べらべらとしゃべったわけじゃなかった。オレはもともと口下手だし、彼もおしゃべりじゃないみたいだ。だけど、かなりいい感じになっているのは間違いなかった。飛行機の中で手を出すってのもいいなあ、なんてオレはスケベなこと考えていた。たぶん、可能だったとは思う。オレが手を出せば、彼は嫌がらない。自信はあった。でも、この雰囲気を壊したくなかった。彼はオレと目があうたびに、にっこりと笑ってくれるのだ。それがやさしくて、シャイな感じで、すてきな笑顔なのだ。オレも笑い返して、それだけですげえいい気分になってしまう。
機内が暗くなると、彼は手元のライトをつけて読書を始めた。

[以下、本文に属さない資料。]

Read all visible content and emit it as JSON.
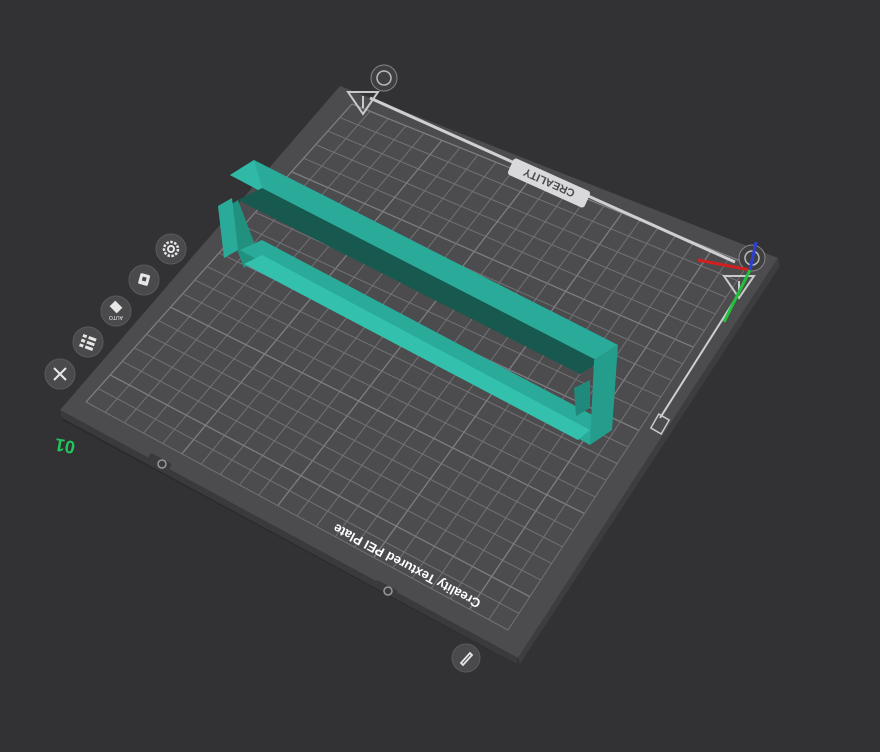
{
  "viewport": {
    "background_color": "#323234",
    "plate_color": "#4c4c4f",
    "model_color": "#2aab9a"
  },
  "plate": {
    "number": "01",
    "brand_label": "CREALITY",
    "surface_label": "Creality Textured PEI Plate"
  },
  "plate_tools": [
    {
      "id": "settings",
      "icon": "gear-icon"
    },
    {
      "id": "lock",
      "icon": "lock-icon"
    },
    {
      "id": "auto-orient",
      "icon": "auto-orient-icon",
      "label": "AUTO"
    },
    {
      "id": "arrange",
      "icon": "arrange-icon"
    },
    {
      "id": "close",
      "icon": "close-icon"
    }
  ],
  "corner_tool": {
    "icon": "edit-plate-icon"
  },
  "axes": {
    "x_color": "#d21f1f",
    "y_color": "#1fc23a",
    "z_color": "#2b3ed6"
  },
  "model": {
    "name": "elongated tray part"
  }
}
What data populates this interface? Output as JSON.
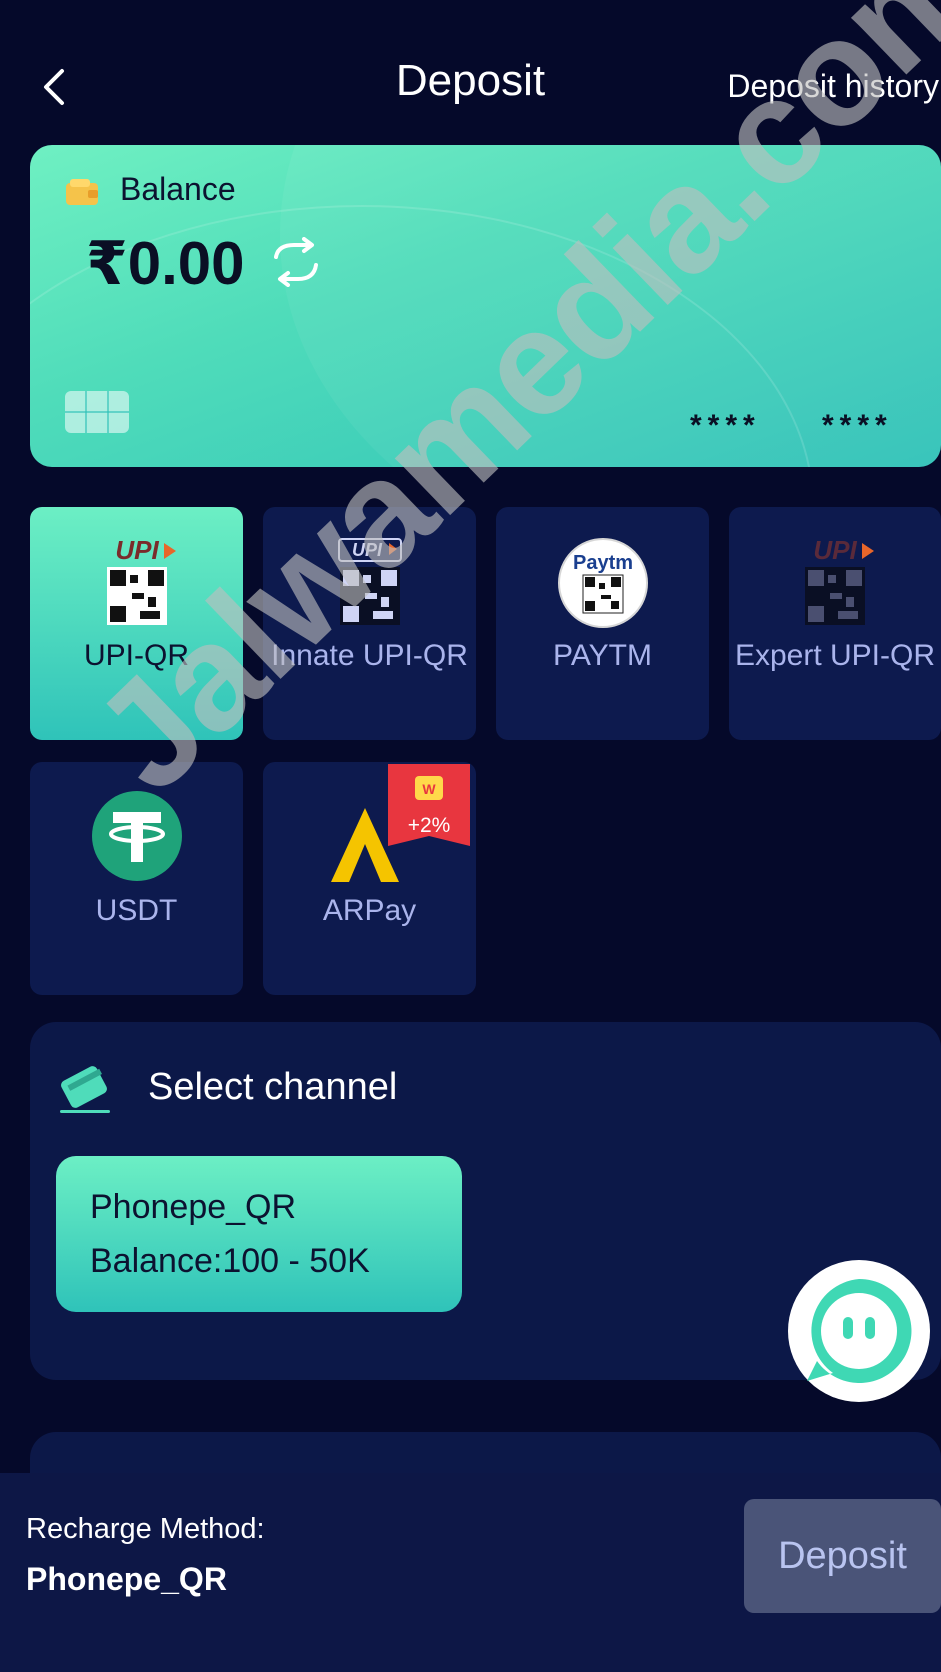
{
  "header": {
    "title": "Deposit",
    "history_link": "Deposit history"
  },
  "balance_card": {
    "label": "Balance",
    "amount": "₹0.00",
    "masked_groups": [
      "****",
      "****"
    ]
  },
  "methods": [
    {
      "label": "UPI-QR",
      "active": true,
      "icon": "upi-qr-icon",
      "logo_text": "UPI"
    },
    {
      "label": "Innate UPI-QR",
      "active": false,
      "icon": "upi-qr-icon",
      "logo_text": "UPI"
    },
    {
      "label": "PAYTM",
      "active": false,
      "icon": "paytm-qr-icon",
      "logo_text": "Paytm"
    },
    {
      "label": "Expert UPI-QR",
      "active": false,
      "icon": "upi-qr-icon",
      "logo_text": "UPI"
    },
    {
      "label": "USDT",
      "active": false,
      "icon": "tether-icon",
      "logo_text": "T"
    },
    {
      "label": "ARPay",
      "active": false,
      "icon": "arpay-icon",
      "badge": "+2%"
    }
  ],
  "channel": {
    "title": "Select channel",
    "options": [
      {
        "name": "Phonepe_QR",
        "range": "Balance:100 - 50K"
      }
    ]
  },
  "bottom_bar": {
    "caption": "Recharge Method:",
    "value": "Phonepe_QR",
    "deposit_label": "Deposit"
  },
  "watermark": "Jalwamedia.com",
  "colors": {
    "background": "#05092a",
    "accent_green": "#5ee6c0",
    "tile_bg": "#0d1a4e",
    "button_disabled": "#4a5478"
  }
}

テーブルの上のワインを飲みながら、遠視用の眼鏡をかけて文庫本をめくる。その姿がやたらかっこよくて、痺れてしまった。せいぜい二十四か五だと思うんだが、やたら大人な雰囲気だった。
いいぞいいぞこういうの、なんてオレは心の中で思いながら、持ち込んだスポーツ雑誌を眺めていた。その内、眠ってしまったらしい……。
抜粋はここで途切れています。